O presidente da Carris veio fazer várias acusações aos decisores políticos de Lisboa. E não foi brando nas palavras... Lisboa "está a pagar o preço da incapacidade e da sucessão gigantesca de asneiras" perpetradas por "executivos de todas as cores ao longo dos últimos 30 anos". "O congestionamento automóvel permanente penaliza gravemente a qualidade de vida e a competitividade da cidade"

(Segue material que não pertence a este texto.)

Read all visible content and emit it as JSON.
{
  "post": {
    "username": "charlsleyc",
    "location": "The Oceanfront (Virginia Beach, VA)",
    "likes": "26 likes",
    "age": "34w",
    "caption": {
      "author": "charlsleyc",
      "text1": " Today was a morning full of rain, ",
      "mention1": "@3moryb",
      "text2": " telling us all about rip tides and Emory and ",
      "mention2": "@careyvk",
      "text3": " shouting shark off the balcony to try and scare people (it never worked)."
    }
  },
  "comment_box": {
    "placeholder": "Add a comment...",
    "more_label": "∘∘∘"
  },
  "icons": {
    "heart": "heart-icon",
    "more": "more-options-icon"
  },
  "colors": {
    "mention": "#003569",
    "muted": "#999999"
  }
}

1. O poder de decisão está dividido por 1001 capelinhas, cada uma preocupada com o seu quintal.
2. A CML deve deixar de planear a cidade para o automóvel.
3. Limitar e tornar mais caro o trãnsito automóvel, e fiscalizar o seu estacionamento é algo que a CML deveria fazer de imediato mas não faz. "O estacionamento não pode continuar a ser feito da forma que o fazemos em Lisboa, sem regras claras e sem uma política rigorosa".
4. Diminuir estacionamento disponível: "Aumentar o espaço de estacionamento na cidade é andar ao contrário do que deve ser feito. É relativamente fácil gerir esta variável e, se na AML não a gerimos adequadamente, então na cidade não a gerimos de todo: é só ver as segundas filas, os passeios cheios de carros, a falta de fiscalização e o sentimento de impunidade generalizado dos cidadãos". "Dizem que querem uma cidade descongestionada e depois anunciam novos parques no centro da cidade. Qual a coerência deste modelo?"
5. Aumentar faixas BUS: "Se estiver parado nos sinais e vir os autocarros a avançar, se calhar até penso mudar de meio de transporte". "A nossa frota anda uma média de 14,5 quilómetros por hora. Se nos deixassem andar a mais um quilómetro pouparíamos cinco milhões de euros por ano."
6. Tem que haver lógica de rede na Grande Lisboa em termos de transportes públicos.
7. O sistema de bilhetes tem que ser unificado. "Há 400 bilhetes diferentes na AML e até nós não sabemos qual é o título mais adequado a cada viagem. Não se pode continuar a fingir que o problema não existe só porque a reformulação do sistema comportaria um aumento das tarifas".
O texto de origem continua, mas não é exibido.